170 years. That is the equivalent of three generations to achieve economic parity between the sexes, according to the World Economic Forum’s latest Global Gender Gap Report. It will be 2186 before workplace equality is the norm. Your great grandchildren might – might – live in a ‘gender blind’ world.
We live in the age of super computers and globalisation, with satellites exploring interstellar space and submarines venturing into territories never seen by the human eye. Yet, the very core of human society is still fractured – gender equality remains an elusive reality.
The gap in the key economic pillar is at 59%, which is its widest level since 2008, details the Global Gender Gap report. Projections from the same report in 2015 suggested that the economic gap could be closed within 118 years, so by 2133. But waning progress has added more than half a century – 52 years – to a timetable that should have been fixed centuries ago.
The percentage of women in parliament globally has nearly doubled in the last two decades. But – and this is a significant ‘but’ – this still only translates into parliaments comprising 22% of women today, according to the UN Women’s data. How can a global agenda that mirrors the lives and aspirations of male and females be achieved when 50% of that equation have weaker political voices? Just ten women are serving as the Head of State and nine are serving as the Head of Government as of January this year, including the UK, Germany, Bangladesh and Chile.
Surely this is the tip of the iceberg considering there are 196 countries worldwide? Rwanda has had the highest number of women parliamentarians worldwide, with women wining 63.8% of seats in the lower house. What lessons can be learnt from how Rwanda has navigated its social and economic hurdles to create the world’s strongest ecosystem for funnelling women into politics? And what reason do wealthier countries have for falling short of the mark?
The UK’s Prime Minister Theresa May has been publicly quizzed on the validity of some of her policies for she does not have children. How likely it is that this question would be levelled at a male Prime Minister? Our collective need to evolve was encapsulated by Sheryl Sandberg, Facebook Chief Operating Officer: "In the future, there will be no female leaders. There will just be leaders." The world is still a long way away from that dream. Of the 781 million adults over the age of 15 estimated to be illiterate, 64% were female, according to the World’s Women 2015 report.
Adding another $12 trillion to global GDP would be beneficial, right? This is more than possible if every country matched the progress towards gender parity of its fastest-improving neighbour, according to the McKinsey Global Institute’s 2015 report.

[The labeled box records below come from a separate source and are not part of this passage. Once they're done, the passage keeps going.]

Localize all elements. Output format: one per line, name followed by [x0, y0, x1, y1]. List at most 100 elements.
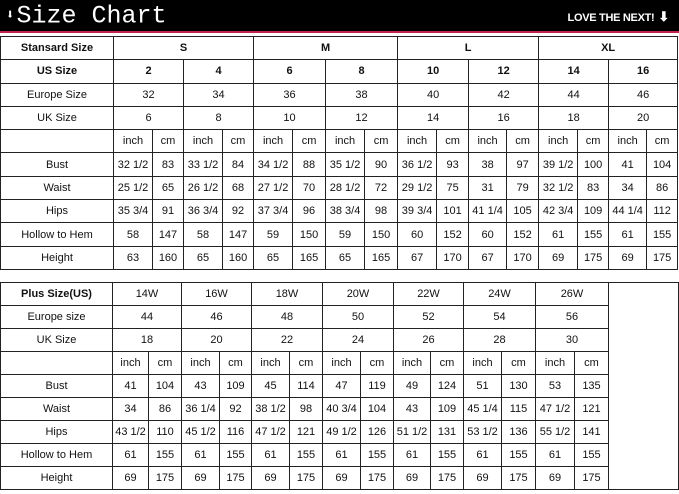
- arrow-down-icon: ⬇: [6, 8, 15, 24]
- unit-cm: cm: [574, 351, 609, 375]
- table-row: inch cm inch cm inch cm inch cm inch cm inch cm inch…: [0, 351, 679, 375]
- measurement-value: 100: [577, 152, 610, 177]
- measurement-value: 69: [463, 466, 502, 490]
- unit-inch: inch: [535, 351, 575, 375]
- unit-inch: inch: [181, 351, 220, 375]
- europe-size-cell: 50: [322, 305, 394, 329]
- measurement-value: 51: [463, 374, 502, 398]
- unit-cm: cm: [506, 129, 540, 154]
- measurement-value: 79: [506, 175, 540, 201]
- measurement-value: 35 1/2: [325, 152, 366, 177]
- measurement-value: 131: [430, 420, 464, 444]
- measurement-value: 175: [501, 466, 536, 490]
- measurement-value: 33 1/2: [183, 152, 223, 177]
- measurement-value: 39 3/4: [397, 199, 438, 224]
- unit-inch: inch: [463, 351, 502, 375]
- table-row: Europe Size 32 34 36 38 40 42 44 46: [0, 82, 679, 107]
- measurement-value: 116: [219, 420, 252, 444]
- europe-size-cell: 40: [397, 82, 470, 107]
- measurement-value: 92: [221, 199, 255, 224]
- measurement-value: 175: [646, 245, 679, 270]
- measurement-value: 25 1/2: [113, 175, 153, 201]
- measurement-value: 119: [360, 374, 394, 398]
- measurement-value: 60: [397, 222, 438, 247]
- uk-size-cell: 14: [397, 105, 470, 131]
- size-chart-banner: ⬇Size Chart LOVE THE NEXT! ⬇: [0, 0, 679, 33]
- measurement-value: 47 1/2: [535, 397, 575, 421]
- unit-inch: inch: [393, 351, 431, 375]
- europe-size-cell: 36: [253, 82, 327, 107]
- measurement-value: 155: [501, 443, 536, 467]
- measurement-value: 68: [221, 175, 255, 201]
- unit-cm: cm: [360, 351, 394, 375]
- unit-inch: inch: [538, 129, 579, 154]
- measurement-value: 61: [393, 443, 431, 467]
- measurement-value: 109: [430, 397, 464, 421]
- uk-size-cell: 16: [468, 105, 540, 131]
- measurement-value: 40 3/4: [322, 397, 361, 421]
- table-row: Bust 32 1/2 83 33 1/2 84 34 1/2 88 35 1/2 90 36 1…: [0, 152, 679, 177]
- measurement-value: 58: [113, 222, 153, 247]
- title-text: Size Chart: [16, 1, 167, 31]
- measurement-value: 61: [535, 443, 575, 467]
- arrow-down-icon: ⬇: [658, 9, 669, 24]
- unit-inch: inch: [608, 129, 648, 154]
- measurement-value: 58: [183, 222, 223, 247]
- europe-size-cell: 52: [393, 305, 464, 329]
- measurement-value: 150: [364, 222, 399, 247]
- measurement-value: 41: [608, 152, 648, 177]
- measurement-value: 49: [393, 374, 431, 398]
- measurement-value: 61: [322, 443, 361, 467]
- unit-inch: inch: [112, 351, 149, 375]
- measurement-value: 115: [501, 397, 536, 421]
- measurement-value: 32 1/2: [538, 175, 579, 201]
- measurement-value: 61: [112, 443, 149, 467]
- measurement-value: 83: [577, 175, 610, 201]
- uk-size-cell: 20: [608, 105, 679, 131]
- empty-cell: [608, 282, 679, 490]
- measurement-label: Hollow to Hem: [0, 222, 114, 247]
- uk-size-cell: 20: [181, 328, 252, 352]
- table-row: Bust 41 104 43 109 45 114 47 119 49 124 51 130 53 135: [0, 374, 679, 398]
- unit-inch: inch: [322, 351, 361, 375]
- measurement-value: 65: [253, 245, 294, 270]
- measurement-value: 155: [289, 443, 323, 467]
- measurement-value: 170: [436, 245, 470, 270]
- table-row: Waist 34 86 36 1/4 92 38 1/2 98 40 3/4 104 43 109 4…: [0, 397, 679, 421]
- empty-cell: [0, 351, 113, 375]
- unit-cm: cm: [221, 129, 255, 154]
- measurement-value: 175: [289, 466, 323, 490]
- plus-size-header: 26W: [535, 282, 609, 306]
- uk-size-cell: 26: [393, 328, 464, 352]
- measurement-value: 88: [292, 152, 327, 177]
- measurement-value: 72: [364, 175, 399, 201]
- measurement-value: 59: [325, 222, 366, 247]
- table-row: UK Size 18 20 22 24 26 28 30: [0, 328, 679, 352]
- measurement-value: 155: [360, 443, 394, 467]
- measurement-value: 170: [506, 245, 540, 270]
- unit-inch: inch: [183, 129, 223, 154]
- measurement-value: 70: [292, 175, 327, 201]
- measurement-value: 67: [397, 245, 438, 270]
- measurement-value: 155: [219, 443, 252, 467]
- unit-inch: inch: [113, 129, 153, 154]
- measurement-value: 61: [181, 443, 220, 467]
- row-label: Europe size: [0, 305, 113, 329]
- measurement-value: 61: [251, 443, 290, 467]
- measurement-value: 98: [289, 397, 323, 421]
- measurement-label: Hips: [0, 420, 113, 444]
- measurement-value: 105: [506, 199, 540, 224]
- measurement-value: 90: [364, 152, 399, 177]
- measurement-value: 38: [468, 152, 508, 177]
- unit-inch: inch: [251, 351, 290, 375]
- europe-size-cell: 44: [538, 82, 610, 107]
- table-row: inch cm inch cm inch cm inch cm inch cm inch cm inch…: [0, 129, 679, 154]
- measurement-value: 43: [181, 374, 220, 398]
- unit-cm: cm: [501, 351, 536, 375]
- size-group-header: XL: [538, 35, 679, 61]
- measurement-value: 51 1/2: [393, 420, 431, 444]
- measurement-value: 114: [289, 374, 323, 398]
- measurement-value: 69: [538, 245, 579, 270]
- measurement-value: 155: [646, 222, 679, 247]
- measurement-value: 65: [152, 175, 184, 201]
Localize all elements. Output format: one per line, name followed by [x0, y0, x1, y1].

A scenario in which women participate in the economy identically to men would add up to $28 trillion – 26% – of annual global GDP by 2025. Astonishingly, this untapped value is equivalent to the size of the world’s two largest economies, the US and China, respectively.
Underemployment and unemployment combined are the top risks to the global business environment in 2017. And still swathes of highly educated and talented women are not being facilitated and utilized in the working world due to archaic cultural norms that supress professional aspirations and unsupportive working environments, such as inflexible hours and child care provisions.
"Gender equality is more than a goal in itself. It is a precondition for meeting the challenge of reducing poverty, promoting sustainable development and building good governance,” said Kofi Annan, former UN chief and Nobel Peace Prize Winner.
Digital fluency as part of the Fourth Industrial Revolution is one easy-to-access key to unlocking a treasure trove of female talent and professionals. Mothers with childcare restraints do not need to be alienated from the flow of the workplace conversation for they can join in via digital tools and social media. The volume of household work could be automated further, thus giving women – and men – juggling careers and families more time to explore their work opportunities. Women aspiring to careers in the energy sector, for example, need not be deterred by three-week stints on offshore oil rigs, for they can do the same work from an office located near their homes or at home during unsocial hours. Companies can shift to results-driven environments rather than today’s presence and labour-driven job descriptions.
But women are not automatic winners of this major change – success must still be fought for. As it stands, the female workforce could be hardest hit by the disruptive digital changes to business models, especially office and administrative duties. Men will gain one job for every three jobs lost, while women will gain one job for every five lost, estimates the WEF.
Women must embrace science, technology, engineering and mathematics (STEM) education and careers to help offset this balance, for these are the skillsets that will be in continuous demand in the future. Only 24% of people working in information and communication technology (ICT) around the world are women and in the field of computing and mathematics, women only represent 23% of employees. In terms of STEM subjects in Cambodia, for example, 94% of doctoral students and 79% of researchers in this field are men.
The black holes of inequality must be addressed along the entire chain. This encompasses parent-led campaigns to halt gender-based marketing and encouraging girls to study ‘male-dominated’ subjects at school and university. It extends to exploring innovative child-care options so that women do not feel forced to choose a path at a crossroads of their families and careers. What role can you play in making 50:50 a reality sooner than 2186?